By Tosyn Bucknor
My friend had a book on his table on creativity and one of the pages asked a simple question; ‘everyone talks about the first kiss. But what about the last kiss?’
That got me thinking… About the last conversations or interactions I had with…
My friend that disappeared: One day he called and we spoke about his magazine and plans. Next day I’m getting an email asking if I had seen him or heard from him. His phones were off, and we’ve still not found him, five years later.
My car: I got up and left for work like I usually do. Thirty minutes later, my car was spinning on the bridge. One fractured arm and several weeks later, I realised I couldn’t get back into that car.

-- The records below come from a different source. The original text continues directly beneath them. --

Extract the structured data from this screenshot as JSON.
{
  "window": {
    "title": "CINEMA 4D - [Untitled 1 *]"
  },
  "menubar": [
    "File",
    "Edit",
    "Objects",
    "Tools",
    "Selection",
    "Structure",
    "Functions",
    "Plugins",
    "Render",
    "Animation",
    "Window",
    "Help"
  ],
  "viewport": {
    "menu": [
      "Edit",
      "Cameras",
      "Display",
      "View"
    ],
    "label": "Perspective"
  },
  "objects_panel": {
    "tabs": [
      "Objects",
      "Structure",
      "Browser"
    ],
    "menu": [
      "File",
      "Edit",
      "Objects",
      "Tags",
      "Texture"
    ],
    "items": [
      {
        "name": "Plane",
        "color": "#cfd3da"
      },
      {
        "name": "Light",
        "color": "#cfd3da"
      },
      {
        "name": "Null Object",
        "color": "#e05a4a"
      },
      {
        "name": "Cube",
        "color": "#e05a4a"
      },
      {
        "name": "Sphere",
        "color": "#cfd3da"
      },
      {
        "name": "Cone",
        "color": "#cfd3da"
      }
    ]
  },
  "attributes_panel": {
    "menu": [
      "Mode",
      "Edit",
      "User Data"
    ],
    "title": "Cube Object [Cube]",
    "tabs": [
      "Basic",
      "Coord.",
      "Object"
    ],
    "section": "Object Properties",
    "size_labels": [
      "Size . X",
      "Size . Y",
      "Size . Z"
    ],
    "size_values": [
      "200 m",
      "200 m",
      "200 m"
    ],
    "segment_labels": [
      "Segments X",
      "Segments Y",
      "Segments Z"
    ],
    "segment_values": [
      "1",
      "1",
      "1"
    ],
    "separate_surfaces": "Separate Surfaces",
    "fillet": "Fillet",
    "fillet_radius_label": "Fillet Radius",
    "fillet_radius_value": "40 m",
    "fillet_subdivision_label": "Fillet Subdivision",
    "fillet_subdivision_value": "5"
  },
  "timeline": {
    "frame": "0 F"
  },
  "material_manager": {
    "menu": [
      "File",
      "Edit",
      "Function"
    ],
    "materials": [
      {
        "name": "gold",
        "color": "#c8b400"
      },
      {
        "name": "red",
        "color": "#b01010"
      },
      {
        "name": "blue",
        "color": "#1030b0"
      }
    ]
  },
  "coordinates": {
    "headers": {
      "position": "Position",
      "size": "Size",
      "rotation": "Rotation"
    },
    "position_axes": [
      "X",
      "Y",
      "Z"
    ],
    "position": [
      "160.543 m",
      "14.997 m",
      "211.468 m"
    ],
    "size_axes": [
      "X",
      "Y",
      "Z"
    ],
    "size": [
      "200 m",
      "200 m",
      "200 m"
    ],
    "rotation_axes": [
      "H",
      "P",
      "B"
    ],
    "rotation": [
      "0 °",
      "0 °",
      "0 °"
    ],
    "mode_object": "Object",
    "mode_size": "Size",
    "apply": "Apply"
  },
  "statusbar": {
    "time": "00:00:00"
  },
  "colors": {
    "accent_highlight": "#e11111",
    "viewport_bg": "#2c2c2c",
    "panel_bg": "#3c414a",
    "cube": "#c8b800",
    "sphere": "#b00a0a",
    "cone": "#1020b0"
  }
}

That project: It was a simple enough project but it just didn’t make me happy nor fulfilled. One day I drove off after a meeting and I just didn’t go back.
That guy: One day you’re happy and he’s the best thing in the world. Next, neither of you is calling the other. And then you realise it’s over…
21: I didn’t say goodbye to 21 properly. I let it go without saying thank you and asking it questions like ‘what happens next’. 21 meant I was no longer a teenager but also not yet an adult. I miss 21
Zara: Last time I had a proper conversation with Zara was at One Mic Naija. She came, hung out and had fun. After that was the occasional facebook messages and tweets.
Those we lost on that Dana flight: My friend was flying to Lagos and we were all going to meet up and have drinks. Our last chat was in the group chat were we were picking restaurants and having a laugh.
Amaka Igwe: Still painful to think about, still hard to accept I won’t see her smile again or talk passionately about movies again, or put up posts by Max Lucado and more on Facebook again.
Mama: ‘Mama’ is what we called my dad’s mum. She lived with us till the night she passed. I’d gone to see her earlier and we held hands. And then I saw my dad going in and out of her room and then calling the doctor. It was surreal,
Grandma: When I was younger, I spent every holiday with her. When she got older, she spent weekends with us. So our last conversation was a typical one, with prayers and hugs and a casual, ‘odabo’. I wish that hug had lasted longer
Lesson learnt- you never know it will be the final kiss, so make every encounter count!